Cos I have given a boost to her self esteem and helped her in her own personal development an attachment has been bourne. But in my head
I have to say that your site is one of the very best on the Internet that truly understands limerence. This article is very representative of your exceptional writing abilities and high degree of your scholarly work. Universities award honorary degrees all the time. You actually deserve one for your body of work.
Thanks Zaggner, for your very kind words. And welcome!
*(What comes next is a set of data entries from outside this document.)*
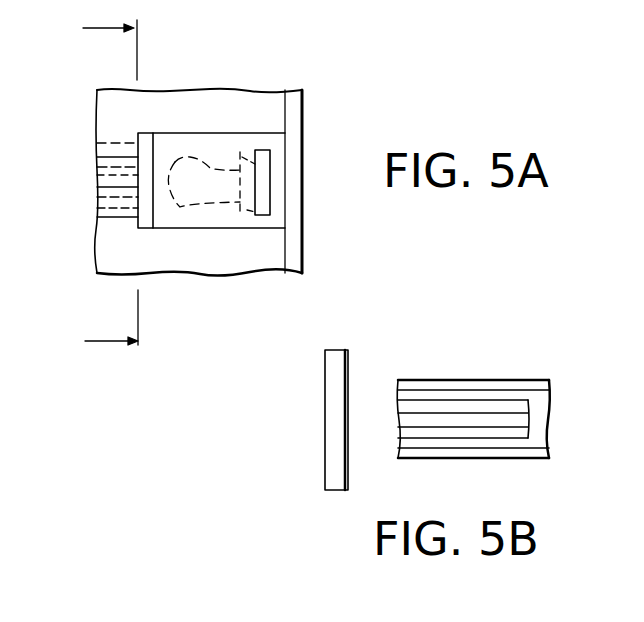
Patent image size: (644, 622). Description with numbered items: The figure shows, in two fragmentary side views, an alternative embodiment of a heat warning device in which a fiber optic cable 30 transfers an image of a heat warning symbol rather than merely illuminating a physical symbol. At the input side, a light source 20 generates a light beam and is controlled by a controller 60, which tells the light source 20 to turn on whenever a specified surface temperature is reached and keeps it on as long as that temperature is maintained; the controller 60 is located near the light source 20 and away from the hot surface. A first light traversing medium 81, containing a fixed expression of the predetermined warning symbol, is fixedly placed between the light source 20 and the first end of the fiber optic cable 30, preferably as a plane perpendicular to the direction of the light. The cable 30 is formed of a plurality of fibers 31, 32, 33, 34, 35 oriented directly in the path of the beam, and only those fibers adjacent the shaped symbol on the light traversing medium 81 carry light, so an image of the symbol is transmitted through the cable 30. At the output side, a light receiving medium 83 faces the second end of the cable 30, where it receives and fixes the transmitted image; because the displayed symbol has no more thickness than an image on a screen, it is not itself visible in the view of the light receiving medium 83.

In FIG. 5A, the light source 20 is at (192, 185).
In FIG. 5B, the fiber optic cable 30 is at (501, 444).
In FIG. 5A, the fiber 31 is at (103, 153).
In FIG. 5A, the fiber 32 is at (95, 163).
In FIG. 5A, the fiber 33 is at (97, 190).
In FIG. 5A, the fiber 34 is at (103, 210).
In FIG. 5A, the fiber 35 is at (115, 217).
In FIG. 5B, the fiber 35 is at (505, 450).
In FIG. 5A, the controller 60 is at (270, 213).
In FIG. 5A, the light traversing medium 81 is at (155, 155).
In FIG. 5B, the light receiving medium 83 is at (338, 365).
This is exactly how I feel! Since I became limerent about six weeks ago, I have had a much greater motivation for going to the gym, losing weight and focusing on my appearance. In many ways, I find the limerent condition helpful (although it isn’t helping me at work since my mind tends to wander and think about the LO). However, I just realized something strange tonight: While I want to shake off the obsession and the sense of “pining away” for the LO, I would be quite happy to downgrade my limerence to a simple crush that makes me happy and smile when I think about the LO. The biggest problem is I am married, but I have been able to deal with mild crushes in the past without them shaking the foundations of my marriage.
I hardly know the LO, and I have basically been NC since I met her six weeks ago. I did friend her on social media for less than a day, but I ended up unfriending her (with a partial explanation after I realized my wife would be jealous – the LO took it rather well, although she did want me to tell her more information about exactly what I had told my wife about her). After kicking myself in many ways for losing access to her social media page, I managed to find some online pictures of the LO tonight. I don’t mean to sound cruel, but I was actually struck by how old she looks. I remembered I had thought she was older than she is when I first met her, but I somehow downplayed that and built up how gorgeous she is in my mind. I still find her attractive, but it was oddly satisfying seeing those pictures of her tonight and realizing she isn’t as strikingly beautiful as I began to think of her as being. I am even wondering if this is the beginning of the end of the true limerent stage for me and if I am able to downgrade my feelings (although my interest goes beyond physical attraction). I read on another site dedicated to limerence that reminding yourself of the LO’s flaws and perhaps even creating a non-flattering nickname for the LO can provide some help. I think it helped me, although I would still like to retain some positive feelings and memories of this woman while being able to focus on self-improvement and improving my marriage.
> I managed to find some online pictures of the LO tonight. I don’t mean to sound cruel, but I was actually struck by how old she looks. I remembered I had thought she was older than she is when I first met her, but I somehow downplayed that and built up how gorgeous she is in my mind. I still find her attractive, but it was oddly satisfying seeing those pictures of her tonight and realizing she isn’t as strikingly beautiful as I began to think of her as being.
You’re very lucky 🙂 About a year ago, which was eight years after my fully-blown LE, my former LO showed up with a video in my social media feed. She was still ridiculously beatiful by all means, took on a professional career in an adjacent field and limerence started to develop again…
It’s so true that the limerent high can positively impact many areas of life not related to relationships. For example, for me, FOOD tasted so much better while I was limerent. I sort of became addicted to eating out. Also, colours seemed brighter and I became really interested in clothes. Now I am nonlimerent, I have honestly lost interest in clothes-shopping – no reason to look nice anymore! Haha!